Aussi, lorsqu’il n’existait pas d’alternative et que rien ne laissait supposer que le patient pouvait refuser l’intervention, le manquement à l’obligation d’information ne pouvait donner lieu à indemnisation, pas même au titre d’un préjudice moral.

Cependant, la Cour de cassation a opéré un important revirement de jurisprudence sur ce point (Civ. 1ère, 3 juin 2010, n°09-13591) :

Il résulte des articles 16 et 16-3 du code civil que toute personne a le droit d’être informée, préalablement aux investigations, traitements ou actions de prévention proposés, des risques inhérents à ceux-ci et que son consentement doit être recueilli par le praticien, hors le cas où son état rend nécessaire une intervention thérapeutique à laquelle elle n’est pas à même de consentir ; le non-respect du devoir d’information qui en découle cause à celui auquel l’information était légalement due, un préjudice qu’en vertu de l’article 1382 du code civil, le juge ne peut laisser sans réparation.

En réaffirmant par référence aux articles 16 et 16-3 du code civil, le lien entre le devoir d’information et le respect de la dignité de la personne et en visant l’article 1382 du même code et non l’article 1147, la Cour de cassation consacre un droit du patient à l’information dont le non-respect est, à lui seul, source d’un préjudice réparable, distinct du préjudice corporel.

Aussi, depuis cet arrêt de principe, le défaut d’information cause un préjudice moral autonome du seul fait du manquement, indépendamment de la nécessité ou des conséquences bénéfiques pour le patient de l’intervention.

Le Conseil d’Etat a adopté la même position deux ans plus tard, en précisant le contenu de ce préjudice.

En effet, par le biais de deux arrêts du 24 septembre 2012 et du 10 octobre 2012, le Conseil d’Etat a également reconnu ce préjudice moral autonome (CE 24 sept. 2012, n° 336223 et CE 10 oct. 2012, n° 350426).

Toutefois, il en a précisé le contenu.

Ce défaut d’information cause à la victime un préjudice d’impréparation :

Indépendamment de la perte d’une chance de refuser l’intervention, le manquement des médecins à leur obligation d’informer le patient des risques courus ouvre pour l’intéressé, lorsque ces risques se réalisent, le droit d’obtenir réparation des troubles qu’il a pu subir du fait qu’il n’a pas pu se préparer à cette éventualité, notamment en prenant certaines dispositions personnelles.
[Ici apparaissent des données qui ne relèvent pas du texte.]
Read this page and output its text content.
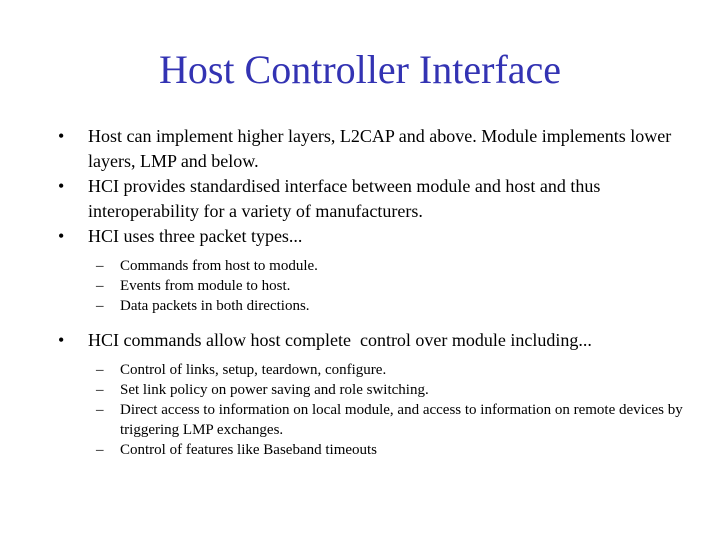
Host Controller Interface
• Host can implement higher layers, L2CAP and above. Module implements lower layers, LMP and below.
• HCI provides standardised interface between module and host and thus interoperability for a variety of manufacturers.
• HCI uses three packet types...
– Commands from host to module.
– Events from module to host.
– Data packets in both directions.
• HCI commands allow host complete  control over module including...
– Control of links, setup, teardown, configure.
– Set link policy on power saving and role switching.
– Direct access to information on local module, and access to information on remote devices by triggering LMP exchanges.
– Control of features like Baseband timeouts
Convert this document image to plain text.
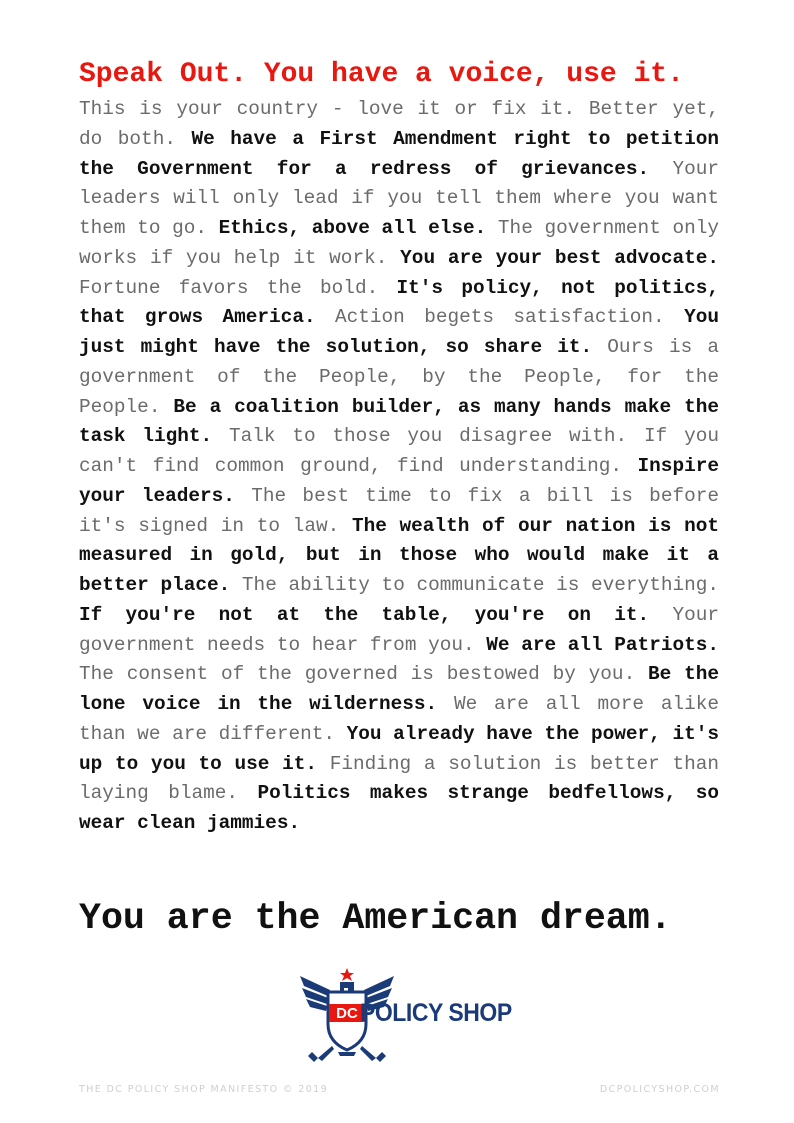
Speak Out. You have a voice, use it.

This is your country - love it or fix it. Better yet, do both. We have a First Amendment right to petition the Government for a redress of grievances. Your leaders will only lead if you tell them where you want them to go. Ethics, above all else. The government only works if you help it work. You are your best advocate. Fortune favors the bold. It's policy, not politics, that grows America. Action begets satisfaction. You just might have the solution, so share it. Ours is a government of the People, by the People, for the People. Be a coalition builder, as many hands make the task light. Talk to those you disagree with. If you can't find common ground, find understanding. Inspire your leaders. The best time to fix a bill is before it's signed in to law. The wealth of our nation is not measured in gold, but in those who would make it a better place. The ability to communicate is everything. If you're not at the table, you're on it. Your government needs to hear from you. We are all Patriots. The consent of the governed is bestowed by you. Be the lone voice in the wilderness. We are all more alike than we are different. You already have the power, it's up to you to use it. Finding a solution is better than laying blame. Politics makes strange bedfellows, so wear clean jammies.

You are the American dream.
DC POLICY SHOP
THE DC POLICY SHOP MANIFESTO © 2019	DCPOLICYSHOP.COM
Le Conseil d’Etat était en l’espèce plus restrictif que la Cour de Cassation en limitant l’indemnisation aux cas où le dommage corporel était effectif. Par un arrêt du 23 janvier 2014 (1ère Civ., 23 janvier 2014, n° 12-22123), la Cour de Cassation a aligné sa jurisprudence sur celle du Conseil d’Etat en limitant l’indemnisation aux cas où le risque non connu s’est réalisé.

  • EN L'ESPECE

Il ressort du rapport d’expertise que « les complications de la cure de hernie inguinale sont les suivantes : hématome, abcès de la paroi, douleurs de l’aine (…)".

Or, la patiente a notamment souffert de douleurs de l’aine, suite à l’intervention chirurgicale subie.

Malgré la survenue de ces douleurs, les Experts n’ont pas hésité à rejeter tout manquement au défaut d’information et ce, au motif qu’aucun risque ne s’était réalisé.

En effet, ils indiquent :

« la patiente n’a eu aucune de ces complications, car après avoir examiné la patiente, les Experts estiment que la douleur est multifactorielle. (…). Il n’y a pas d’imputabilité évidente des douleurs à la cure de hernie ».

Or, le fait que l’imputation de ces douleurs ne soit pas évidente ne signifie aucunement que celles-ci ne sont aucunement en lien avec l’intervention chirurgicale litigieuse.

Ce caractère multifactoriel signifie au contraire que ces douleurs sont pour partie en lien avec cette intervention chirurgicale.

Par voie de conséquence, le risque de douleur au niveau de l’aine s’est bien réalisé.

Le défaut d’information doit donc être retenu en l’espèce et les responsabilités engagées sur ce point.